Dideoksynukleotydy

Dideoksynukleotydy to nukleotydy hamujące wydłużanie nici DNA, używane w sekwencjonowaniu DNA metodą Sangera^[1]. W literaturze określane są również jako 2',3' didoksynuklotydy, bądź w skrócie jako ddNTP (ddGTP, ddATP, ddTTP i ddCTP).

Struktura trifosforanu 2',3'-dideoksyadenozyny (ddATP)

Brak grupy hydroksylowej w pozycji 3’ pentozy, niezbędnej do tworzenia wiązania fosfodiestrowego, powoduje, że po przyłączeniu dideoksynukleotydu do łańcucha następuje zatrzymanie reakcji wydłużenia nowej nici DNA. Opisane działanie stanowi podstawę sekwencjonowania DNA metodą dideoksy, opracowanej przez Fredericka Sangera i jego zespół w 1977 roku^[2]. Do próbki DNA poddawanej PCR (reakcja łańcuchowa polimerazy) dodaje się wszystkie cztery deoksynukleotydy i jeden dideoksynukleotyd.

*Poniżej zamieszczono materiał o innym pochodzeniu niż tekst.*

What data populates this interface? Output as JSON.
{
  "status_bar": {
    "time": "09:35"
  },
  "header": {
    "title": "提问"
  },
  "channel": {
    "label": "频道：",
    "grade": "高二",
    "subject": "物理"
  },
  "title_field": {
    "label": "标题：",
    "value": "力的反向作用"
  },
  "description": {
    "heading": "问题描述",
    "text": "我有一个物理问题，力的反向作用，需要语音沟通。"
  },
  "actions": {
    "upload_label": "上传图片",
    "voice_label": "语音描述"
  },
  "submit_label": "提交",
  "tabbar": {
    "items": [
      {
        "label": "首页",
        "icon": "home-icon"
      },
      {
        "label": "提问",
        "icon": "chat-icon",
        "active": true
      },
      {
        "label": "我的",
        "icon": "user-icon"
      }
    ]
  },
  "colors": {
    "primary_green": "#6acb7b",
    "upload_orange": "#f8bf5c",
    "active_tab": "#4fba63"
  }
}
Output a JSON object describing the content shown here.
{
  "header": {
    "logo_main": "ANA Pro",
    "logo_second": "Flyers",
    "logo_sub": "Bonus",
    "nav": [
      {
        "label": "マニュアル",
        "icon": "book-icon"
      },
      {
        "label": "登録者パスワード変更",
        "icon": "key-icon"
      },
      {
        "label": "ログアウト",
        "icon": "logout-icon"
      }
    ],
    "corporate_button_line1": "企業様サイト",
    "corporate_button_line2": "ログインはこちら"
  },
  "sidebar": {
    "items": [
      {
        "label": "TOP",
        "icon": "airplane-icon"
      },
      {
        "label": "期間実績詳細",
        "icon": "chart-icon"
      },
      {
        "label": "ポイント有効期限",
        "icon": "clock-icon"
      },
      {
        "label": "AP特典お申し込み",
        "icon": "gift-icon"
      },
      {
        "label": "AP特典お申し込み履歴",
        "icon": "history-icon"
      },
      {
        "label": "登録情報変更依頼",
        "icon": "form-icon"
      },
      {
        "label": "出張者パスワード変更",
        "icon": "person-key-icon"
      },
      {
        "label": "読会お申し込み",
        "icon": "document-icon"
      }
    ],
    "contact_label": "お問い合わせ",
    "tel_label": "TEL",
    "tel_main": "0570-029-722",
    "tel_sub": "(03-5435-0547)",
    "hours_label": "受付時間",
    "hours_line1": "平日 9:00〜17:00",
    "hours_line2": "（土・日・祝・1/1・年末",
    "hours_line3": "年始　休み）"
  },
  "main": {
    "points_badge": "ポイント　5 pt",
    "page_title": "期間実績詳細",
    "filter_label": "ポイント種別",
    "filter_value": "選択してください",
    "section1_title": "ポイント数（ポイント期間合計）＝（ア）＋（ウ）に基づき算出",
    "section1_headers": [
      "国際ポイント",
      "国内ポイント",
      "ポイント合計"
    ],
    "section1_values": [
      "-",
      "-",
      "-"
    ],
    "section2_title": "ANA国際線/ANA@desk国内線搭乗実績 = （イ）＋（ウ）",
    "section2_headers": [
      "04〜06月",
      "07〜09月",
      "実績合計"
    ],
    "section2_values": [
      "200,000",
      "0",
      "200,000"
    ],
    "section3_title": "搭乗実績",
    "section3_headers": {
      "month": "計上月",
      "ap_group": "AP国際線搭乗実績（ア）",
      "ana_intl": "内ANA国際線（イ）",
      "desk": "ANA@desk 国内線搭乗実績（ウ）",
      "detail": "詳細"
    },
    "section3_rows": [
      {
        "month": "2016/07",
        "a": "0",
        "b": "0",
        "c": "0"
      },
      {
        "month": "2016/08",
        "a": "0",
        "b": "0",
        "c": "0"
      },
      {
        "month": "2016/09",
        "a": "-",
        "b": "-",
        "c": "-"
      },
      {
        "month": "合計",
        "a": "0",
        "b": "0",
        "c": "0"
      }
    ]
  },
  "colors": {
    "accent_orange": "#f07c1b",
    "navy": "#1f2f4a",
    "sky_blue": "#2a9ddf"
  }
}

Powoduje to powstanie nici każdej możliwej długości, przez jej terminację przez ddNTP w losowym miejscu. Zatem, jeśli próbka zostanie następnie poddana elektroforezie, dla każdej długości będzie obecny prążek, przy którym występuje znakowany dideoksynukleotyd. Obecnie powszechne jest stosowanie fluorescencyjnych dideoksynukleotydów w taki sposób, że każdy z czterech ma inną fluorescencję, którą można wykryć za pomocą sekwencera, pozwala to na wykonanie tylko jednej reakcji^[3].